In Slough, Zurich Assurance is planning a data centre of over 1m sq ft at the Langley Business Centre, as part of a mixed-use scheme.

In total, 30 applications totalling over 2.63m sq ft were put in over the whole of 2020, 23 of which were made during lockdown. In the last three years there have been applications for 8.9m sq ft of data centres, with developers reporting much more in the pipeline.

In the South East two sites in Bedfordshire and Cheltenham have been earmarked for 3m sq ft, with schemes currently in pre-planning to come forward this year.

Matteo Colombo, strategic capital investment director at Legal & General Capital, said: “Since 2015, compute and the cloud has almost doubled every two years. The coronavirus pandemic has further accelerated the level of compute demand, owing primarily to remote working and the need for high-performance compute to drive R&D progress – particularly in areas such as life sciences.”

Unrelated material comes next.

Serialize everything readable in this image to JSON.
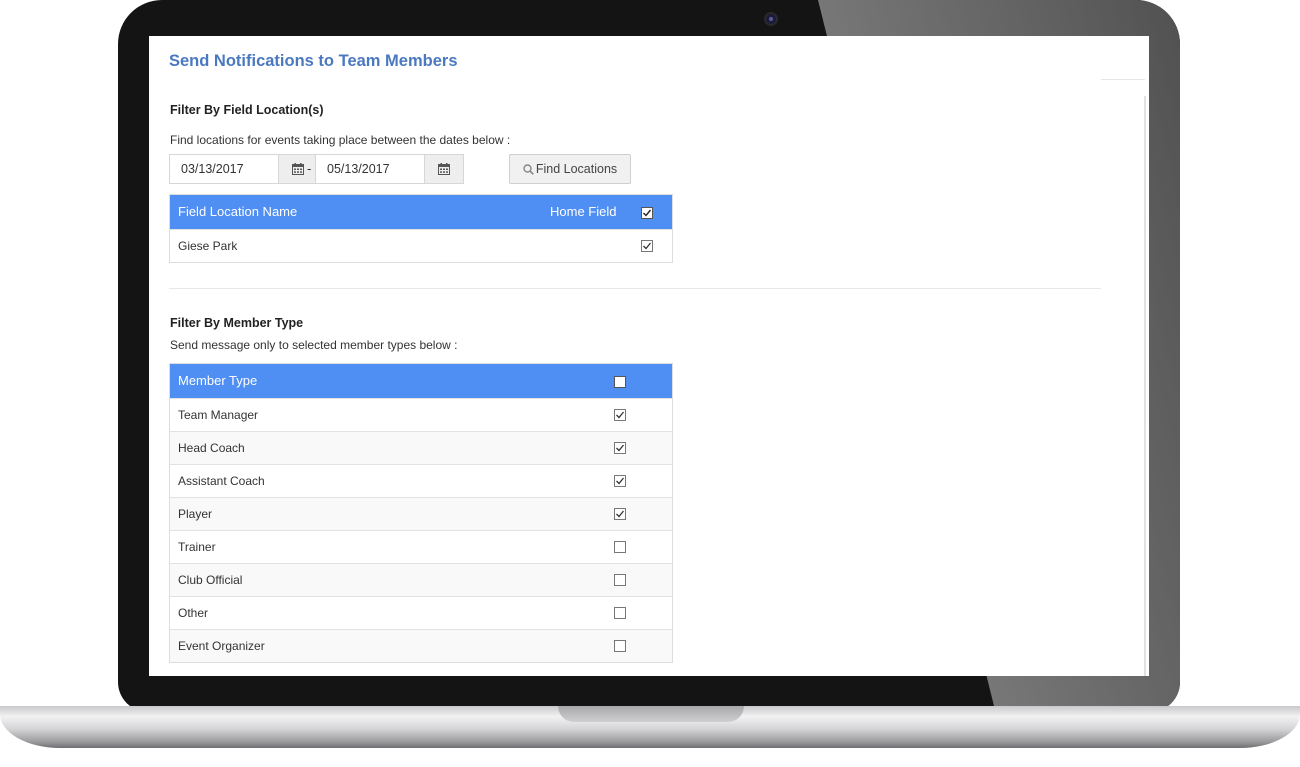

With investors chasing speculative builds with high yields to recoup capital quickly, some firms are moving rapidly to capitalise on the intensified demand.

Cromwell Property Group has partnered with Stratus and EXS Capital Group to launch a data centre fund targeting a $1bn (£780m), with one site already under exclusivity in London.

Rob Percy, chief investment officer at Cromwell Property Group, said: “As demand for faster connectivity accelerates, driven by AI and the Internet of Things, there is an attractive opportunity to devise real estate investment strategies that plug into that growth.”

Percy said a speculative build would normally only start once strong lease pre-commitments had been secured, with new sites paying for themselves in a short period of time.

“Once up and running, the risk to investors is limited with phased build outs possible and datacentres typically producing high EBITDA margins and high cash conversion,” he said.

“Our recent experiences during the Covid-19 pandemic have shown that the future long-term demand for applications that rely on datacentres appears to be not only healthy, but to have been significantly reinforced by our rapid and widespread adoption of remote working and other technology enabled practices.”